Ce n’est pas un hasard si la rature, par opposition aux diverses formes d’effacement et de grattage, fait pour l’essentiel son apparition dans les textes du notariat italien du treizième siècle et plus précisément dans les brouillons, conservés pour mémoire, des actes juridiques. Elle correspond en effet à une dissociation de la valeur performative (annulée) et du contenu informationnel (qui subsiste sous barrure). On peut également se référer à la pratique d’écrivains tels que Flaubert ou Joyce qui ont l’habitude de rayer leurs brouillons une fois qu’ils en ont intégré le contenu à l’étape suivante de leur rédaction : cette barrure ne représente nullement un désaveu, mais une annulation explicite de l’ordre implicite de répétition (puisque cet ordre a déjà été exécuté).

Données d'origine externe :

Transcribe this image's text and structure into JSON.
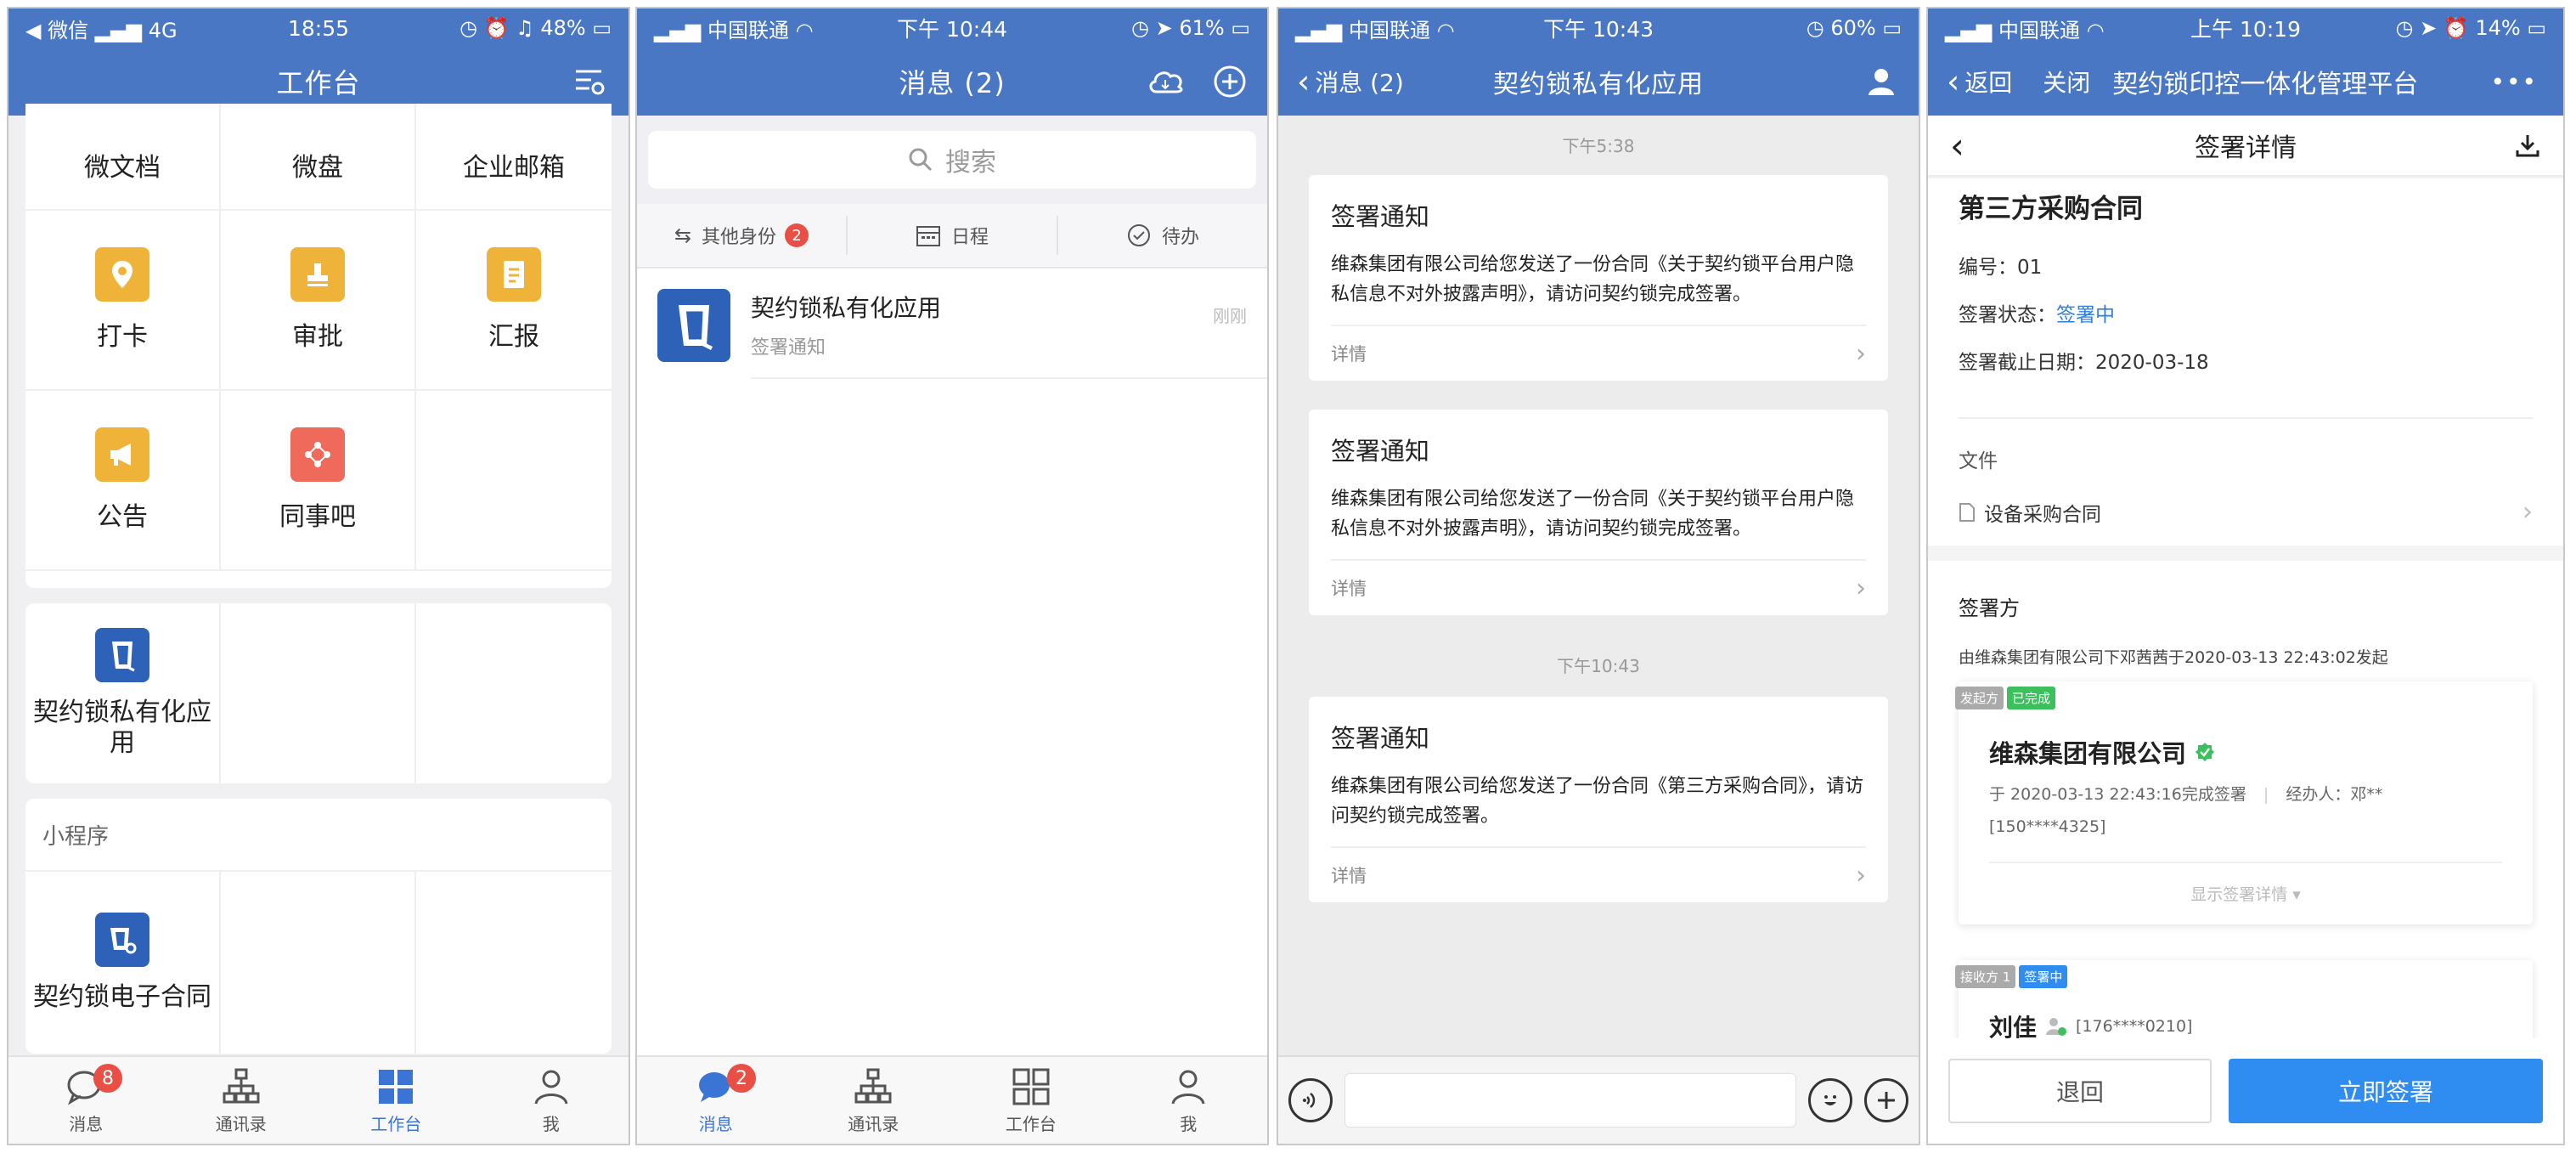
{
  "colors": {
    "header": "#4a77c4",
    "accent": "#3a74d4",
    "sign_button": "#2f8cf0",
    "badge": "#e94f45",
    "done_tag": "#3cbf5c",
    "signing_tag": "#2f8cf0"
  },
  "p1": {
    "status": {
      "left": "◀ 微信 ",
      "carrier": "4G",
      "time": "18:55",
      "battery": "48%"
    },
    "title": "工作台",
    "top_row": [
      "微文档",
      "微盘",
      "企业邮箱"
    ],
    "apps": [
      {
        "label": "打卡",
        "icon": "location-pin-icon"
      },
      {
        "label": "审批",
        "icon": "stamp-icon"
      },
      {
        "label": "汇报",
        "icon": "report-icon"
      },
      {
        "label": "公告",
        "icon": "megaphone-icon"
      },
      {
        "label": "同事吧",
        "icon": "share-icon"
      }
    ],
    "custom_app": "契约锁私有化应用",
    "mini_section": "小程序",
    "mini_app": "契约锁电子合同",
    "tabs": [
      {
        "label": "消息",
        "badge": "8"
      },
      {
        "label": "通讯录"
      },
      {
        "label": "工作台"
      },
      {
        "label": "我"
      }
    ]
  },
  "p2": {
    "status": {
      "carrier": "中国联通",
      "time": "下午 10:44",
      "battery": "61%"
    },
    "title": "消息 (2)",
    "search_placeholder": "搜索",
    "filters": [
      {
        "label": "其他身份",
        "badge": "2"
      },
      {
        "label": "日程"
      },
      {
        "label": "待办"
      }
    ],
    "message": {
      "title": "契约锁私有化应用",
      "subtitle": "签署通知",
      "time": "刚刚"
    },
    "tabs": [
      {
        "label": "消息",
        "badge": "2"
      },
      {
        "label": "通讯录"
      },
      {
        "label": "工作台"
      },
      {
        "label": "我"
      }
    ]
  },
  "p3": {
    "status": {
      "carrier": "中国联通",
      "time": "下午 10:43",
      "battery": "60%"
    },
    "back": "消息 (2)",
    "title": "契约锁私有化应用",
    "times": [
      "下午5:38",
      "下午10:43"
    ],
    "cards": [
      {
        "title": "签署通知",
        "body": "维森集团有限公司给您发送了一份合同《关于契约锁平台用户隐私信息不对外披露声明》，请访问契约锁完成签署。",
        "link": "详情"
      },
      {
        "title": "签署通知",
        "body": "维森集团有限公司给您发送了一份合同《关于契约锁平台用户隐私信息不对外披露声明》，请访问契约锁完成签署。",
        "link": "详情"
      },
      {
        "title": "签署通知",
        "body": "维森集团有限公司给您发送了一份合同《第三方采购合同》，请访问契约锁完成签署。",
        "link": "详情"
      }
    ]
  },
  "p4": {
    "status": {
      "carrier": "中国联通",
      "time": "上午 10:19",
      "battery": "14%"
    },
    "back": "返回",
    "close": "关闭",
    "title": "契约锁印控一体化管理平台",
    "more": "•••",
    "subtitle": "签署详情",
    "contract_title": "第三方采购合同",
    "number_label": "编号：",
    "number": "01",
    "status_label": "签署状态：",
    "status_value": "签署中",
    "deadline_label": "签署截止日期：",
    "deadline": "2020-03-18",
    "file_section": "文件",
    "file_name": "设备采购合同",
    "signers_section": "签署方",
    "initiated_by": "由维森集团有限公司下邓茜茜于2020-03-13 22:43:02发起",
    "party1": {
      "tag_role": "发起方",
      "tag_state": "已完成",
      "name": "维森集团有限公司",
      "detail": "于 2020-03-13 22:43:16完成签署",
      "handler": "经办人：邓**",
      "phone": "[150****4325]",
      "toggle": "显示签署详情"
    },
    "party2": {
      "tag_role": "接收方 1",
      "tag_state": "签署中",
      "name": "刘佳",
      "phone": "[176****0210]"
    },
    "btn_back": "退回",
    "btn_sign": "立即签署"
  }
}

On s’attardera quelque peu sur le cas vertigineux d’une gravure de Picasso – une gravure pas comme les autres, puisqu’elle est aussi un brouillon, le brouillon de deux poèmes. (5) En effet, toutes les caractéristiques d’un brouillon sont présentes, écriture rapide, difficilement lisible, insertions interlinéaires, lourdes ratures, taches, essais de plume, gribouillis marginaux, quelque peu hypertrophiés peut-être par rapport à la moyenne des écrivains, mais on a vu pire (Pouchkine, Beckett…). Il y a même les dates de composition de chacun des poèmes… Mais il s’agit bien d’une gravure, ce qui n’est pas sans poser des problèmes concernant la filiation de ce brouillon. Faut-il supposer que Picasso a composé directement ses poèmes sur la plaque de métal ? Dans ce cas, c’est elle qui constituerait le manuscrit, et les gravures qui en sont issues n’en seraient que des empreintes…

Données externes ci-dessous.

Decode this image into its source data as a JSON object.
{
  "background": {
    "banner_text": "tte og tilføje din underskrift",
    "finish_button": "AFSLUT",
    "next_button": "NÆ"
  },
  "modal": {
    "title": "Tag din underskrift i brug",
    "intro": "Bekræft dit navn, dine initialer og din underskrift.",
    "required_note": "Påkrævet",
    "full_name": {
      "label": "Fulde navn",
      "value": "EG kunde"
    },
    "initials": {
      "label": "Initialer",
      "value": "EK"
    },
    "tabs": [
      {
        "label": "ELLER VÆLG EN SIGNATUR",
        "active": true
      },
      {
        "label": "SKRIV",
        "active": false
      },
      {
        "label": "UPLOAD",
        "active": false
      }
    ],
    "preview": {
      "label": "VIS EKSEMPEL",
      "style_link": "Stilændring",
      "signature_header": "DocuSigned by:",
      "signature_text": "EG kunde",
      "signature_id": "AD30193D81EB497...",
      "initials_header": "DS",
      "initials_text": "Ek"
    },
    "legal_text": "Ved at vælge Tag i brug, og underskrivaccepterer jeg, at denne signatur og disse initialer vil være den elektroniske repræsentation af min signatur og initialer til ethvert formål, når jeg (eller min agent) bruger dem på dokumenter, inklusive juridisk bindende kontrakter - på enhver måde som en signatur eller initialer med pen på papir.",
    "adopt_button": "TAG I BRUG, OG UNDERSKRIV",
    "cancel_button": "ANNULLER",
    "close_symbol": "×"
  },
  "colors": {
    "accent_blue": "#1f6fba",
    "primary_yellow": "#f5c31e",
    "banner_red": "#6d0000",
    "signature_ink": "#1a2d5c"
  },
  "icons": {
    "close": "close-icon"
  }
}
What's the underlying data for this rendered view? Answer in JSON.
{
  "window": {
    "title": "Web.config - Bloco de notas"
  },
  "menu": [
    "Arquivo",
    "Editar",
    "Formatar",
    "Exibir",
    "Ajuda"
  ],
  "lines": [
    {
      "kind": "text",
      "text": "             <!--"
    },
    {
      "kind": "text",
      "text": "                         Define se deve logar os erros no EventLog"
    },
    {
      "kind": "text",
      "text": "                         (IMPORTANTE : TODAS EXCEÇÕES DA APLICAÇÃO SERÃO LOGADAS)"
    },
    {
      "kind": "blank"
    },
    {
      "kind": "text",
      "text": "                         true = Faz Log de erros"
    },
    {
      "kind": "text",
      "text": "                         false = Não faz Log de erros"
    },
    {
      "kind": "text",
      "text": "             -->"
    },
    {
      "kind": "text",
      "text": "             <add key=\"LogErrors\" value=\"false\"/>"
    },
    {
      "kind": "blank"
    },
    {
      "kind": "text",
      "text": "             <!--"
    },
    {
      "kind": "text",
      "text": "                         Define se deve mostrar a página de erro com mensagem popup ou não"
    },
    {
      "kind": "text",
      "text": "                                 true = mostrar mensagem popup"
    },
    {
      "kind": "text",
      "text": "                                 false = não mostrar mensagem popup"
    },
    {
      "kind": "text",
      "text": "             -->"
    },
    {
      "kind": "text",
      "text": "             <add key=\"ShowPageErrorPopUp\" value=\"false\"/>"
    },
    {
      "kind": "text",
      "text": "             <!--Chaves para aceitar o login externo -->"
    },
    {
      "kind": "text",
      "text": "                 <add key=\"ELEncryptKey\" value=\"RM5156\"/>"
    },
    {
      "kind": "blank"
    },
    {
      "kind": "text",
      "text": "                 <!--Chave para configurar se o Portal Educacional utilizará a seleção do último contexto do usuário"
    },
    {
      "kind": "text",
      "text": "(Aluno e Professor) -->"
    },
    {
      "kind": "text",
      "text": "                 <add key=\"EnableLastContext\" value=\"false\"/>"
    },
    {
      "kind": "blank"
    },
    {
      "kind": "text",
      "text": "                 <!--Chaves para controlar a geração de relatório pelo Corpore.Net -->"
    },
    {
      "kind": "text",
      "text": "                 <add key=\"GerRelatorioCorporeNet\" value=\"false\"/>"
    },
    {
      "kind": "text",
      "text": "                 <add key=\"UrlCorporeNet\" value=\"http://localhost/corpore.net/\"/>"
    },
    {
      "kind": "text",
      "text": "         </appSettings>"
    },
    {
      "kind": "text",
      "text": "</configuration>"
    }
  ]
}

Autre difficulté, autre aporie soulevée par cette gravure. Une rature, nous venons de le dire, peut s’analyser comme une injonction de ne pas répéter, de ne pas reproduire, le mot raturé. Or ici, le mot et sa rature vont se trouver reproduits mécaniquement à de nombreux exemplaires par le tirage de la gravure…

En fait, un certain nombre d’indices, internes et externes, nous permettent d’affirmer qu’il s’agit d’un faux brouillon, et c’est ce qui le rend particulièrement intéressant. Le premier indice nous est donné par les dates. En plus de la date qui figure en tête de chacun des poèmes (« 16 mai xxxvi Paris » et « 18 mai xxxvi »), il y a aussi une date dans le coin gauche de la gravure (20 mai xxxvi), qui est, nous le comprenons, la véritable date de la gravure. Elle joue le rôle d’un embrayeur linguistique, qui relie l’acte d’énonciation verbal et visuel de la gravure au moment de son exécution, au hic et nunc énonciatif. Le deux autres dates miment l’acte de dater un manuscrit au moment de commencer à écrire, mais elles n’ont pas la même force illocutoire. On pourrait dire qu’elles sont en « mention » et non en « usage ». De la même manière, on peut dire que les ratures et toutes les autres caractéristiques iconiques du brouillon, qui apparaissent ici sous une forme quasiment stylisée, sont eux aussi en « mention » et non en « usage »…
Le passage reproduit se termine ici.